Located within a sliver of parkland, between a railroad track and a street, in Glarus, Switzerland, a surprising sculpture rises from the ground and gently wraps its fingers around a tree, created by Eva Oertli and Beat Huber, who named it Hand. However, it is popularly known as The Caring Hand, since the underlying the message of this sculpture is a call to be responsible and caring about the environment. The symbolic sculpture, around five feet tall, was cast in concrete probably in the studio of the sculptors in Ennenda, in 2004, as a part of an exhibition of three-dimensional works in urban space.

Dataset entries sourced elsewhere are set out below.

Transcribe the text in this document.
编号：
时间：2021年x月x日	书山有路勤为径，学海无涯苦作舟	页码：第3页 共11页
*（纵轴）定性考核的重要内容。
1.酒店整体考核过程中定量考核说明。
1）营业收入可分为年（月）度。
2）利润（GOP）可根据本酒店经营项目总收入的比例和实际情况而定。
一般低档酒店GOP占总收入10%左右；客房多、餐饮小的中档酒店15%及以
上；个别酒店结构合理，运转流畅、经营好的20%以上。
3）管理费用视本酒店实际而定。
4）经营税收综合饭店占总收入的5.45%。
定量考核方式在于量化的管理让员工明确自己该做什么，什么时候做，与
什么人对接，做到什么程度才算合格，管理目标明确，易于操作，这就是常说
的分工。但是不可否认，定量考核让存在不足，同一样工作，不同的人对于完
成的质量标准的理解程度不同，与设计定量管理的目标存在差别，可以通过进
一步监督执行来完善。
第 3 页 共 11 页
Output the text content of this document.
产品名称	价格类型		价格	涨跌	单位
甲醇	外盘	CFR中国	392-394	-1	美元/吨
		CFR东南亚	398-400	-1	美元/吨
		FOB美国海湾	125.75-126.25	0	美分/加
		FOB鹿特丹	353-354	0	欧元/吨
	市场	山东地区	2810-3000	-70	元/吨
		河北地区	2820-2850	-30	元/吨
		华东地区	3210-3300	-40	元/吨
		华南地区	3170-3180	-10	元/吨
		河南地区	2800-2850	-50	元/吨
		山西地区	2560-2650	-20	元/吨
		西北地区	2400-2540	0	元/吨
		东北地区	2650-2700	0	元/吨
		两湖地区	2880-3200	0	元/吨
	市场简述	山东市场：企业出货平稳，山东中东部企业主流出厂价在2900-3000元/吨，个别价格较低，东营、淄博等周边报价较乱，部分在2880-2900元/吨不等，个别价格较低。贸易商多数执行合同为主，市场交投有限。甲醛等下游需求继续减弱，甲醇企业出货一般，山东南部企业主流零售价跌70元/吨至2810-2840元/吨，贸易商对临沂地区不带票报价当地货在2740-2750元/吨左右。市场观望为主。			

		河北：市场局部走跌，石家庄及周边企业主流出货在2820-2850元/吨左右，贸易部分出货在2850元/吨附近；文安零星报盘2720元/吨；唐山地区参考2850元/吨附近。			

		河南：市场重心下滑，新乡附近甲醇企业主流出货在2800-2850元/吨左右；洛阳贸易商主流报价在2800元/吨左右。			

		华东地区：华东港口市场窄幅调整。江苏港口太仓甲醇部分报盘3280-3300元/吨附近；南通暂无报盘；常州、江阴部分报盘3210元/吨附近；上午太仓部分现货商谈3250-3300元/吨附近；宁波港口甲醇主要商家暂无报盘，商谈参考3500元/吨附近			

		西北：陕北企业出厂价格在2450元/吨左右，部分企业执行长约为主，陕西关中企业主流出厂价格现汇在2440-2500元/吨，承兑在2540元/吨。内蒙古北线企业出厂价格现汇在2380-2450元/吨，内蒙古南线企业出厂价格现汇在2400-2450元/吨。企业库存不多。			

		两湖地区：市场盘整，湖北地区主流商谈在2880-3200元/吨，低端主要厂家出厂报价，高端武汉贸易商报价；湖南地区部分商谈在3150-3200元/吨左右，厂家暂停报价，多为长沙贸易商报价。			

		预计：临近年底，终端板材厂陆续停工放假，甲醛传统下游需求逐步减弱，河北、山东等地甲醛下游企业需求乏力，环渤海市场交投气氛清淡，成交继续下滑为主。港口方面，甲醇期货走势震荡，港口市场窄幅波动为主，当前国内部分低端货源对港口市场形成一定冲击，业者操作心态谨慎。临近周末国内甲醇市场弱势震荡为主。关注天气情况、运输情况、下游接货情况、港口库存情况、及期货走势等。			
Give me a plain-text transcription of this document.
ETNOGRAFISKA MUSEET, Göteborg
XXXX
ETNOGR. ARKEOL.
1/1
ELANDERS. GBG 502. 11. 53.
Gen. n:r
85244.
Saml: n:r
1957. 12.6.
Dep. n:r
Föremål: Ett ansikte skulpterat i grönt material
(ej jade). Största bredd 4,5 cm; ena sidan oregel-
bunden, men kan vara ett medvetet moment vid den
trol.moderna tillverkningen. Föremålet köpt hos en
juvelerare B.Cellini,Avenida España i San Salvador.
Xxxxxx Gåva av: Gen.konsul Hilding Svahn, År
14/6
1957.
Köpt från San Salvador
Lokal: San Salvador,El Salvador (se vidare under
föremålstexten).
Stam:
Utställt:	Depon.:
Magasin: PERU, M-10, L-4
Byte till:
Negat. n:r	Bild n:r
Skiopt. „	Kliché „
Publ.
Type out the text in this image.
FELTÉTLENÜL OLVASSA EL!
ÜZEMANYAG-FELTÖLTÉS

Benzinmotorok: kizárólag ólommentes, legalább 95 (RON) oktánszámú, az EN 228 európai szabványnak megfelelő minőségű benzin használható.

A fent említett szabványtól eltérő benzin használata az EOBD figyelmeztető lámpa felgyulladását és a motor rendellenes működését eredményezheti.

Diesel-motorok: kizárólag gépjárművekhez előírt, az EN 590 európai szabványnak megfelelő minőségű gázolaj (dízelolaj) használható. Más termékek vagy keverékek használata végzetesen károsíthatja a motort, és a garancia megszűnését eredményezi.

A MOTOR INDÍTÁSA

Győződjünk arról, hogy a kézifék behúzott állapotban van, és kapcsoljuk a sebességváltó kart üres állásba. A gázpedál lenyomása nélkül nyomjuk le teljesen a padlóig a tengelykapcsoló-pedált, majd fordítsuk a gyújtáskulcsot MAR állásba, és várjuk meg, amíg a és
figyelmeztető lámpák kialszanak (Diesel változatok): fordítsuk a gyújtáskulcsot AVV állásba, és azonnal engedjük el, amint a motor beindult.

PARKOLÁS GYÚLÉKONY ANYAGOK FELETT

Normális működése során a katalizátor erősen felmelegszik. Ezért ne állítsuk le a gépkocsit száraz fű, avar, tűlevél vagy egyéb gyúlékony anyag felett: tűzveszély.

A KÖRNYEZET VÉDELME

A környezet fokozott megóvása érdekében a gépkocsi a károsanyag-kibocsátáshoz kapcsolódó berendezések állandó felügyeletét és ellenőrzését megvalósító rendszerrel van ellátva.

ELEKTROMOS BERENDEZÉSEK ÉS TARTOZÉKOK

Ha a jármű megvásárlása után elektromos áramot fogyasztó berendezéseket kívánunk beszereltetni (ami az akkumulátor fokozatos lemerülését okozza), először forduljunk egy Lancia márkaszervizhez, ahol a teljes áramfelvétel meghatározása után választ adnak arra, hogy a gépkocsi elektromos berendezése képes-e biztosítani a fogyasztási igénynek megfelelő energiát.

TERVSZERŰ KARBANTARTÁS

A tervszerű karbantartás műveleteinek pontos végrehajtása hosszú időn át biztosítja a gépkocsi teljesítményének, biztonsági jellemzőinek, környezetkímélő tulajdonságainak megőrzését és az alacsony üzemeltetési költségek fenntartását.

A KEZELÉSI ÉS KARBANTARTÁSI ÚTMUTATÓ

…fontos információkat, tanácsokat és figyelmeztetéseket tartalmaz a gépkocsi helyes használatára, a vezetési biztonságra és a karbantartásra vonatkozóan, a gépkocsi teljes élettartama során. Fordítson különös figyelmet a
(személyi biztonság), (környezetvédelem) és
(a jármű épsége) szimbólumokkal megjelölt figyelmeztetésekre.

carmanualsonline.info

The temporary installation of the caring hand was a great success with the audience, who demanded that the city of Glarus should buy it. On public demand, the sculptors gifted the piece of art to the city, which was permanently installed in parkland in the city of Glarus. Later, in a joint statement, the creators stated that they did not want to set a monument to the gardening profession, but they intended to point out that as a great human race, all of us are responsible for our living space.
The town of Glarus is not a Zürich-like metropolis, it is rather a large Alpine village, with a 2018 population of only 12,425 and the sculpture is just like an ordinary natural feature of the landscape, along a street in Glarus, with a path parallel to it. The sculptured hand is not a flat hand, merely displaying the tree, it is neither engaged in the action to pick it up from above.
It is rather cupping the tree within its fingers, with a sense of restrained power in those concrete fingers. The Hand seems to be a natural fence providing a potentially protective shield around its trunk. With the fingers that curve inward, it seems to guard and protect the tree carefully, affectionately and protectively, like the hand of a loving parent.
The symbolic structure of the Caring Hand is also strikingly incorporated into the setting, as it seems to grow out of the ground, rather than appearing to be something that has been imposed on the space around the tree from the outside. It appears to be rooted there, just like the same way that the tree is rooted in the ground. It seems to be a part of the natural environment, rather than an imposed idea that has no connection to the place it inhabits. In addition to that, the hand has become naturalized over the time, as it has become mossy, less shiny and almost greenish. Although it is made of concrete, an inorganic structure like the parking lot, it has achieved an organic relationship with its place.
Nevertheless, the Caring Hand is a silent message to the mankind to take care of the nature, of which humans are also a part.